-La fiscal propuso crear el Registro Nacional de Niñas, Niños y Adolescentes en situación de orfandad por feminicidio.
La violencia feminicida no solo arrebata la vida de las mujeres, también deja profundas huellas y deshace comunidades y familias. En este contexto, los niños, niñas y adolescentes se convierten en víctimas indirectas de un delito que genera graves afectaciones en su desarrollo emocional, social y económico. Frente a esta realidad, el Estado mexicano debe actuar.
Así lo señaló la titular de la Fiscalía General de la República (FGR), Ernestina Godoy Ramos, durante su participación en la reunión interinstitucional para la atención de niñas, niños y adolescentes en situación de orfandad por feminicidio, realizada en instalaciones del DIF Nacional.
Mencionó que tanto las fiscalías como, particularmente, los agentes del Ministerio Público tienen la responsabilidad no solamente de investigar y perseguir el delito de feminicidio, sino también de identificar, reconocer y garantizar la protección de los niños, niñas y adolescentes, así como la identificación y reconocimiento a su calidad de víctimas indirectas.
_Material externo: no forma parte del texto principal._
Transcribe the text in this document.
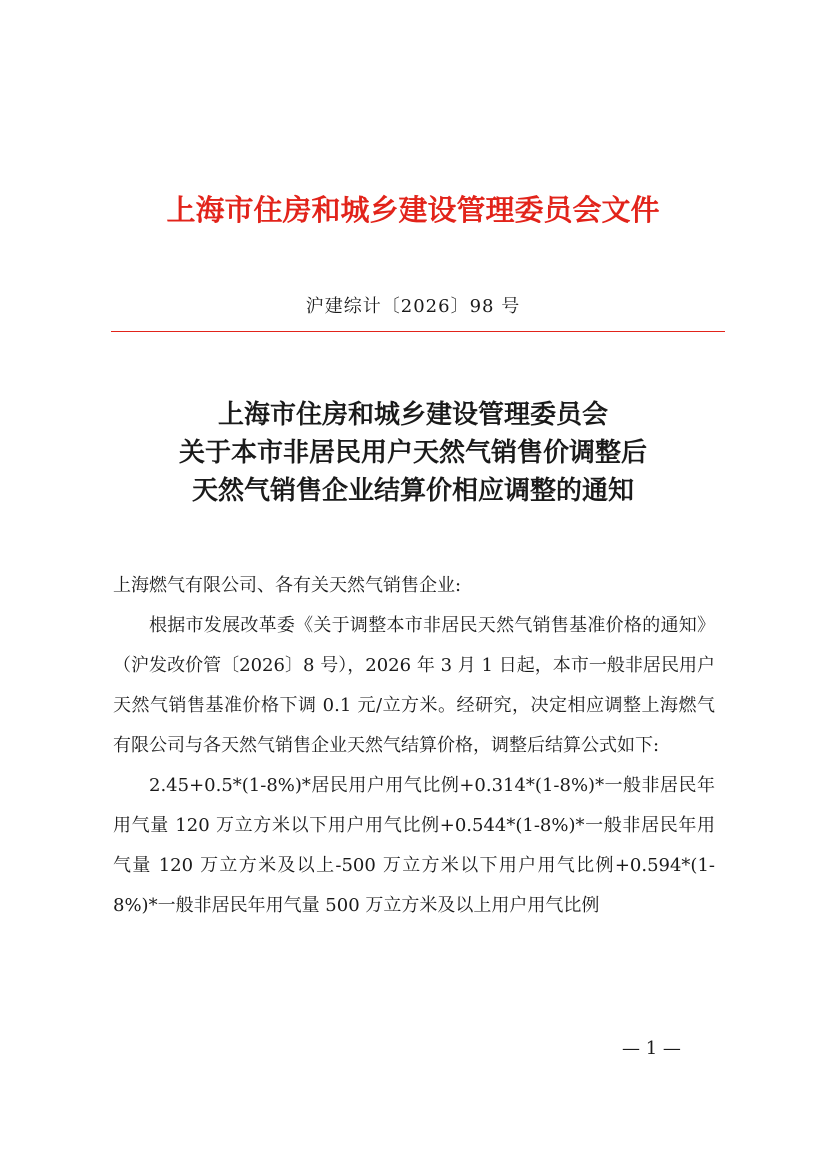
上海市住房和城乡建设管理委员会文件
沪建综计〔2026〕98 号
上海市住房和城乡建设管理委员会
关于本市非居民用户天然气销售价调整后
天然气销售企业结算价相应调整的通知

上海燃气有限公司、各有关天然气销售企业:

根据市发展改革委《关于调整本市非居民天然气销售基准价格的通知》（沪发改价管〔2026〕8 号），2026 年 3 月 1 日起，本市一般非居民用户天然气销售基准价格下调 0.1 元/立方米。经研究，决定相应调整上海燃气有限公司与各天然气销售企业天然气结算价格，调整后结算公式如下:

2.45+0.5*(1-8%)*居民用户用气比例+0.314*(1-8%)*一般非居民年用气量 120 万立方米以下用户用气比例+0.544*(1-8%)*一般非居民年用气量 120 万立方米及以上-500 万立方米以下用户用气比例+0.594*(1-8%)*一般非居民年用气量 500 万立方米及以上用户用气比例

— 1 —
Para ello, agregó, desde el inicio de la investigación los Ministerios Públicos deben reconocer formalmente su calidad de víctimas, garantizar su acceso a los mecanismos de atención y protección, y asegurar que reciban medidas de asistencia, acompañamiento psicológico, atención médica, apoyo social que permitan avanzar hacia la reparación integral del daño.
“La procuración de justicia en estos casos no puede limitarse únicamente a la investigación penal; debe incorporar un enfoque de derechos que coloque en el centro a las infancias afectadas”, aseveró.
La titular del Sistema Nacional para el Desarrollo Integral de la Familia (SNDIF), María del Rocío García Pérez, afirmó que la orfandad por feminicidio no puede ser una realidad invisible, por lo que la respuesta institucional tiene que ser integral, articulada y que se sostenga con el tiempo.
García Pérez destacó que la construcción y consolidación de este registro será una herramienta de coordinación interinstitucional que tendrá un papel fundamental en el aspecto operativo, ético y un paso decisivo para que la atención integral y reparación del daño dejen de ser aspiraciones y se conviertan en una política pública efectiva.